Drum performance gets a lot of love from me as well, whether it's during those long sustained beatdown-esque notes the guitarists do or the early deathcore-style melodic riffery, somehow that clanky snare fits for both worlds. Some moments of some of these songs don't even sound like the same album at times, but the sound of the drums nor its playing style ever differs much when the band are swaping between styles.

Isn't it weird how I got this far into a "deathcore" album review and sitll haven't talked about the breakdowns? Oh yeah, they're amazing too. This is pre-MySpace stuff so this was before bands cashed in on having as many breakdowns as possible, instead it was left to the musician's descretion to decide when the crowdkills should begin and I can't really complain about a single breakdown on here. Every single breakdown is perfectly placed. My favorite kinds of breakdowns in these kinds of bands are the ones to break up the monotony; as soon as the music starts to feel even slightly tedious, a good breakdown can always rescue the song's potential and bring the listener back to banging his or her head. Suffokate has mastered that art perfectly on this album and do so throughout almost the entire runtime. Listening to a lot of albums from front to back tends to bore me, but Oakland with its dual-genre style and crafty use of breakdowns, I can honorably declare this the prime anti-boring album.

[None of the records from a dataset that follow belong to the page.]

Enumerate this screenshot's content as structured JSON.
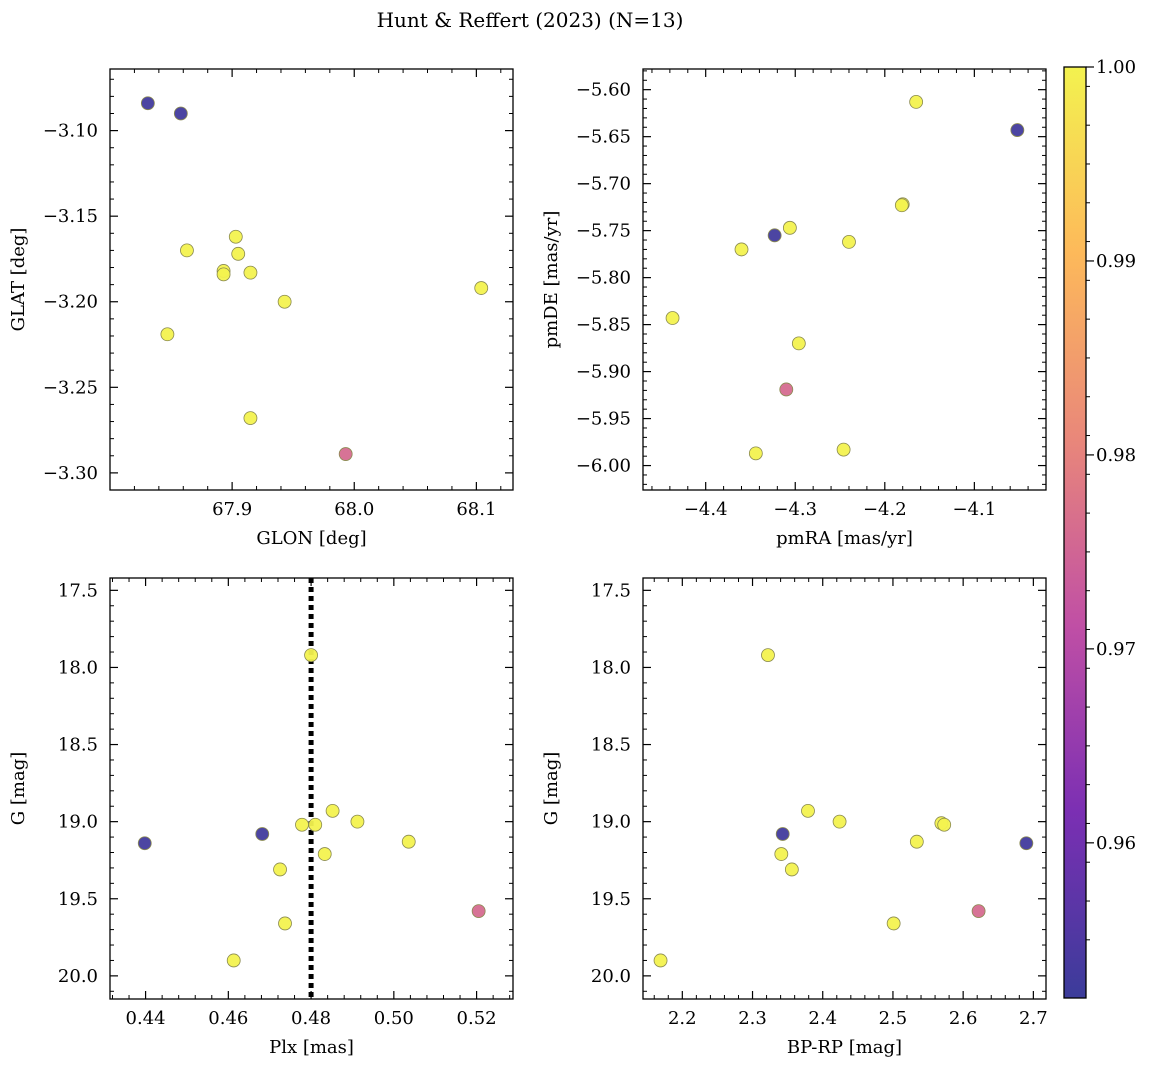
{
  "title": "Hunt & Reffert (2023) (N=13)",
  "colors": {
    "stops": [
      "#3b3c9a",
      "#7b2fb3",
      "#c04fa5",
      "#e9877a",
      "#fdb95a",
      "#f3f24f"
    ],
    "edge": "#8a8a50"
  },
  "colorbar": {
    "min": 0.952,
    "max": 1.0,
    "ticks": [
      0.96,
      0.97,
      0.98,
      0.99,
      1.0
    ],
    "tick_labels": [
      "0.96",
      "0.97",
      "0.98",
      "0.99",
      "1.00"
    ]
  },
  "chart_data": [
    {
      "type": "scatter",
      "xlabel": "GLON [deg]",
      "ylabel": "GLAT [deg]",
      "xlim": [
        67.8,
        68.13
      ],
      "ylim": [
        -3.31,
        -3.064
      ],
      "xticks": [
        67.9,
        68.0,
        68.1
      ],
      "xtick_labels": [
        "67.9",
        "68.0",
        "68.1"
      ],
      "yticks": [
        -3.3,
        -3.25,
        -3.2,
        -3.15,
        -3.1
      ],
      "ytick_labels": [
        "−3.30",
        "−3.25",
        "−3.20",
        "−3.15",
        "−3.10"
      ],
      "points": [
        {
          "x": 67.831,
          "y": -3.084,
          "c": 0.953
        },
        {
          "x": 67.858,
          "y": -3.09,
          "c": 0.953
        },
        {
          "x": 67.863,
          "y": -3.17,
          "c": 1.0
        },
        {
          "x": 67.903,
          "y": -3.162,
          "c": 1.0
        },
        {
          "x": 67.905,
          "y": -3.172,
          "c": 1.0
        },
        {
          "x": 67.893,
          "y": -3.182,
          "c": 1.0
        },
        {
          "x": 67.893,
          "y": -3.184,
          "c": 1.0
        },
        {
          "x": 67.915,
          "y": -3.183,
          "c": 1.0
        },
        {
          "x": 67.943,
          "y": -3.2,
          "c": 1.0
        },
        {
          "x": 67.847,
          "y": -3.219,
          "c": 1.0
        },
        {
          "x": 67.915,
          "y": -3.268,
          "c": 1.0
        },
        {
          "x": 67.993,
          "y": -3.289,
          "c": 0.976
        },
        {
          "x": 68.104,
          "y": -3.192,
          "c": 1.0
        }
      ]
    },
    {
      "type": "scatter",
      "xlabel": "pmRA [mas/yr]",
      "ylabel": "pmDE [mas/yr]",
      "xlim": [
        -4.47,
        -4.02
      ],
      "ylim": [
        -6.026,
        -5.578
      ],
      "xticks": [
        -4.4,
        -4.3,
        -4.2,
        -4.1
      ],
      "xtick_labels": [
        "−4.4",
        "−4.3",
        "−4.2",
        "−4.1"
      ],
      "yticks": [
        -6.0,
        -5.95,
        -5.9,
        -5.85,
        -5.8,
        -5.75,
        -5.7,
        -5.65,
        -5.6
      ],
      "ytick_labels": [
        "−6.00",
        "−5.95",
        "−5.90",
        "−5.85",
        "−5.80",
        "−5.75",
        "−5.70",
        "−5.65",
        "−5.60"
      ],
      "points": [
        {
          "x": -4.165,
          "y": -5.613,
          "c": 1.0
        },
        {
          "x": -4.052,
          "y": -5.643,
          "c": 0.953
        },
        {
          "x": -4.18,
          "y": -5.722,
          "c": 1.0
        },
        {
          "x": -4.181,
          "y": -5.723,
          "c": 1.0
        },
        {
          "x": -4.306,
          "y": -5.747,
          "c": 1.0
        },
        {
          "x": -4.323,
          "y": -5.755,
          "c": 0.953
        },
        {
          "x": -4.24,
          "y": -5.762,
          "c": 1.0
        },
        {
          "x": -4.36,
          "y": -5.77,
          "c": 1.0
        },
        {
          "x": -4.437,
          "y": -5.843,
          "c": 1.0
        },
        {
          "x": -4.296,
          "y": -5.87,
          "c": 1.0
        },
        {
          "x": -4.31,
          "y": -5.919,
          "c": 0.976
        },
        {
          "x": -4.246,
          "y": -5.983,
          "c": 1.0
        },
        {
          "x": -4.344,
          "y": -5.987,
          "c": 1.0
        }
      ]
    },
    {
      "type": "scatter",
      "xlabel": "Plx [mas]",
      "ylabel": "G [mag]",
      "xlim": [
        0.4314,
        0.5288
      ],
      "ylim": [
        20.15,
        17.42
      ],
      "xticks": [
        0.44,
        0.46,
        0.48,
        0.5,
        0.52
      ],
      "xtick_labels": [
        "0.44",
        "0.46",
        "0.48",
        "0.50",
        "0.52"
      ],
      "yticks": [
        17.5,
        18.0,
        18.5,
        19.0,
        19.5,
        20.0
      ],
      "ytick_labels": [
        "17.5",
        "18.0",
        "18.5",
        "19.0",
        "19.5",
        "20.0"
      ],
      "vline": 0.48,
      "points": [
        {
          "x": 0.48,
          "y": 17.92,
          "c": 1.0
        },
        {
          "x": 0.4398,
          "y": 19.14,
          "c": 0.953
        },
        {
          "x": 0.4682,
          "y": 19.08,
          "c": 0.953
        },
        {
          "x": 0.4778,
          "y": 19.02,
          "c": 1.0
        },
        {
          "x": 0.481,
          "y": 19.02,
          "c": 1.0
        },
        {
          "x": 0.4852,
          "y": 18.93,
          "c": 1.0
        },
        {
          "x": 0.4912,
          "y": 19.0,
          "c": 1.0
        },
        {
          "x": 0.5036,
          "y": 19.13,
          "c": 1.0
        },
        {
          "x": 0.4833,
          "y": 19.21,
          "c": 1.0
        },
        {
          "x": 0.4725,
          "y": 19.31,
          "c": 1.0
        },
        {
          "x": 0.4737,
          "y": 19.66,
          "c": 1.0
        },
        {
          "x": 0.4613,
          "y": 19.9,
          "c": 1.0
        },
        {
          "x": 0.5205,
          "y": 19.58,
          "c": 0.976
        }
      ]
    },
    {
      "type": "scatter",
      "xlabel": "BP-RP [mag]",
      "ylabel": "G [mag]",
      "xlim": [
        2.144,
        2.718
      ],
      "ylim": [
        20.15,
        17.42
      ],
      "xticks": [
        2.2,
        2.3,
        2.4,
        2.5,
        2.6,
        2.7
      ],
      "xtick_labels": [
        "2.2",
        "2.3",
        "2.4",
        "2.5",
        "2.6",
        "2.7"
      ],
      "yticks": [
        17.5,
        18.0,
        18.5,
        19.0,
        19.5,
        20.0
      ],
      "ytick_labels": [
        "17.5",
        "18.0",
        "18.5",
        "19.0",
        "19.5",
        "20.0"
      ],
      "points": [
        {
          "x": 2.322,
          "y": 17.92,
          "c": 1.0
        },
        {
          "x": 2.343,
          "y": 19.08,
          "c": 0.953
        },
        {
          "x": 2.379,
          "y": 18.93,
          "c": 1.0
        },
        {
          "x": 2.424,
          "y": 19.0,
          "c": 1.0
        },
        {
          "x": 2.569,
          "y": 19.01,
          "c": 1.0
        },
        {
          "x": 2.573,
          "y": 19.02,
          "c": 1.0
        },
        {
          "x": 2.534,
          "y": 19.13,
          "c": 1.0
        },
        {
          "x": 2.69,
          "y": 19.14,
          "c": 0.953
        },
        {
          "x": 2.341,
          "y": 19.21,
          "c": 1.0
        },
        {
          "x": 2.356,
          "y": 19.31,
          "c": 1.0
        },
        {
          "x": 2.501,
          "y": 19.66,
          "c": 1.0
        },
        {
          "x": 2.622,
          "y": 19.58,
          "c": 0.976
        },
        {
          "x": 2.169,
          "y": 19.9,
          "c": 1.0
        }
      ]
    }
  ]
}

Not that long ago Suffokate generally got a lot of hate by people who aren't kids with stretched lobes in Oceano shirts, and I can understand why. They're a deathcore band that aren't, by any means, going to change your mind if you dislike deathcore. But this album is a goddamn gem, as I've said before earlier in the review, I don't even personally declare this record really a "deathcore" record as much as it is incredible accident gone so horribly right and just happened to meld NY-style beatdown hardcore with Swedeath riffs and all at once created a early prototype of deathcore by doing so and (all the while this was going on) merged the tropes of deathcore and beatdown into one. This is a brutal-ass album.